7 Lieder on poems by Fernando Pessoa
Ensemble: fl. cl. tr. / pf., 1 perc. / vln. vla. cello.
Written within the context of Cursus II (IRCAM)
First performance: 15/06/2011, Festival Agora, IRCAM, Paris (E. Calleo, Musikfabrik, E. Poppe cond.)
1. There is a silence where the town was old
“abroad” is a collection of seven Lieder, on poems by Fernando Pessoa, chosen among the English Poems that the poet wrote, in his youth, during his stay in South Africa. These chosen poems are three Sonnets (the even numbers, in a perfect Shakespearean meter) and four Inscriptions (the odd numbers, shorter and metrically more free). The formal periodicity of academism and license musically reverberates in the counterposition between the acoustic Sonnets worlds (a “chamber” universe, essentially hostile towards the electronic presence) and the electroacoustic Inscriptions world (where the ensemble has, for long periods, a secondary role, or it is even completely absent).

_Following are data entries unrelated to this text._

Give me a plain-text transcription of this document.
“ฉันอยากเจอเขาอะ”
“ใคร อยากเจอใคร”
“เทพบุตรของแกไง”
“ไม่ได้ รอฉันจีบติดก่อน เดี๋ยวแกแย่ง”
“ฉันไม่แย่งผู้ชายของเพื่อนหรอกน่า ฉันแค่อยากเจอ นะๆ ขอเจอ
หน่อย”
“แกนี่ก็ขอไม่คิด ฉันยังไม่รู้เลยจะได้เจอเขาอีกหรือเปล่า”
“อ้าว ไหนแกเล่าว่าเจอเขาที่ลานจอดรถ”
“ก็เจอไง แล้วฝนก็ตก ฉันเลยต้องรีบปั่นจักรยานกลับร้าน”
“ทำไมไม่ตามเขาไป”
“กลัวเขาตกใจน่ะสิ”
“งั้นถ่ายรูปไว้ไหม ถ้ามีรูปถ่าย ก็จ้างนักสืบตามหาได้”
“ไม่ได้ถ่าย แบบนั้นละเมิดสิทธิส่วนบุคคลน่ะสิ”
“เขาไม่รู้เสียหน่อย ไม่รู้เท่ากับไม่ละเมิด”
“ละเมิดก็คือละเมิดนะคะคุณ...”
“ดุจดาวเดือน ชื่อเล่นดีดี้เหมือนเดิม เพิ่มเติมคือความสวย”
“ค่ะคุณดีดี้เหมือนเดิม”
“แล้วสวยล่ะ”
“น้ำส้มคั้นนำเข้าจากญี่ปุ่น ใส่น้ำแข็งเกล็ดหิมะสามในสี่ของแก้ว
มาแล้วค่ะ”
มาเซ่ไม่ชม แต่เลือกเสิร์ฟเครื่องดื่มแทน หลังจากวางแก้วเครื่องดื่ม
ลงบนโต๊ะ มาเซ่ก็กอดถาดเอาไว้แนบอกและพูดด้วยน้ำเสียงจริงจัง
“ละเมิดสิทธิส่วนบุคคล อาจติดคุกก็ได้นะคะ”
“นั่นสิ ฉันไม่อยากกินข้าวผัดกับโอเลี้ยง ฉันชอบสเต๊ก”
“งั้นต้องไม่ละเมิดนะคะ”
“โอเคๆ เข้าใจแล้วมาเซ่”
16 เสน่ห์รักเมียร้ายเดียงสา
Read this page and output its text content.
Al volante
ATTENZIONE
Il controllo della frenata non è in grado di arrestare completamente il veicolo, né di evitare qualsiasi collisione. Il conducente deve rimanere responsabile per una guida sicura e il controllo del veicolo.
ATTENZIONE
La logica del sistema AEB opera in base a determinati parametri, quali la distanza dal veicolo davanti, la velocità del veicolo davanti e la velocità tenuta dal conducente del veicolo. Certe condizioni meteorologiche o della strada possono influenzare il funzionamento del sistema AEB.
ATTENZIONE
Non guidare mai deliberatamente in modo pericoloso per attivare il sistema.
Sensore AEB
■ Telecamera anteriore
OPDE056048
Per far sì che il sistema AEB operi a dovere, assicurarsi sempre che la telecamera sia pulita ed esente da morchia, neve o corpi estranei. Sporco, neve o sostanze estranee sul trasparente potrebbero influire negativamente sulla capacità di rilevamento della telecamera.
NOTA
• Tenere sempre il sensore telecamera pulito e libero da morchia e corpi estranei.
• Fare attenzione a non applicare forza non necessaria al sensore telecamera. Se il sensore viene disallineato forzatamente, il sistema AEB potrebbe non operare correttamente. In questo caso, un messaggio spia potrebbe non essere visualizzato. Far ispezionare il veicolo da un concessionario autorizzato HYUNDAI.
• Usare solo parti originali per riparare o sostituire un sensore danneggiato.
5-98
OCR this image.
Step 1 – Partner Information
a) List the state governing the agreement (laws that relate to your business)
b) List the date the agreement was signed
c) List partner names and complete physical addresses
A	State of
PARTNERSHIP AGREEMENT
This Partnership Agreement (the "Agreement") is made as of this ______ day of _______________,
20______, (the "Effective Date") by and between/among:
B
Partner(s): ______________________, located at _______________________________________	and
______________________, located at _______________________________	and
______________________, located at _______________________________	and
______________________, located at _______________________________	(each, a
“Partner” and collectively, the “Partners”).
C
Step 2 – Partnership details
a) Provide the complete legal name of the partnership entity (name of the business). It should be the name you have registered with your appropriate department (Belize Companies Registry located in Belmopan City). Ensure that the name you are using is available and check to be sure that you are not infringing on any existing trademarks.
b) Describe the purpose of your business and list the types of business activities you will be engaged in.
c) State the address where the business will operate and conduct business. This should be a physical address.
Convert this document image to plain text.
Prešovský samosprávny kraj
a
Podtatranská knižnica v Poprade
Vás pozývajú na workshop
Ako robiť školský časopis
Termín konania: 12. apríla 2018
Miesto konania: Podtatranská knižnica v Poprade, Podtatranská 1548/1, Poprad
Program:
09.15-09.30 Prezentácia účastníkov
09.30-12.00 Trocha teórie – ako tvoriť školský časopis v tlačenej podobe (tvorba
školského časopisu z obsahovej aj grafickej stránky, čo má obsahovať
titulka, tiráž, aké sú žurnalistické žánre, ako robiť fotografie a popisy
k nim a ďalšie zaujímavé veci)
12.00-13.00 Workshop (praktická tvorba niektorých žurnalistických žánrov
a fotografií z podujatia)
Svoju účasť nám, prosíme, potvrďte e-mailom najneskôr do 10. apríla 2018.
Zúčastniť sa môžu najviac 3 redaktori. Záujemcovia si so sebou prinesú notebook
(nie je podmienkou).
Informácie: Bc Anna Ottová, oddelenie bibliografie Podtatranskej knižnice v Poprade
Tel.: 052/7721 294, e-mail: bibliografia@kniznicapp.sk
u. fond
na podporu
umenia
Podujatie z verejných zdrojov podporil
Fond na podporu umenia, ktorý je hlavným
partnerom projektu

Practically, the boundaries between the two worlds are often blurred, and a dialogue takes place, under the form of a conflict (as if the first one were the world of conscience, and the second one the world of unconscious). The two worlds do not approach, neither physically nor strictly musically; rather they try to communicate in a meta-musical level, in a game of relations, links and hints – and the only situation where they finally succeed in being “together” (Lied 5) is when each universe partly sacrifices its very essence, and rejoins the other under the (meta-)mechanism of “quotation”.
The acoustic/electronic counterpoint becomes an unconscious process of memory, a Proustian experience: electronics is an elsewhere (hence the title, in the meaning of “widely”), a non-place where everything suddenly becomes possible, where sounds become symbols, and where words and ideas are mingled with the heavy burden of their possible meanings, as phantoms in an dreamlike view.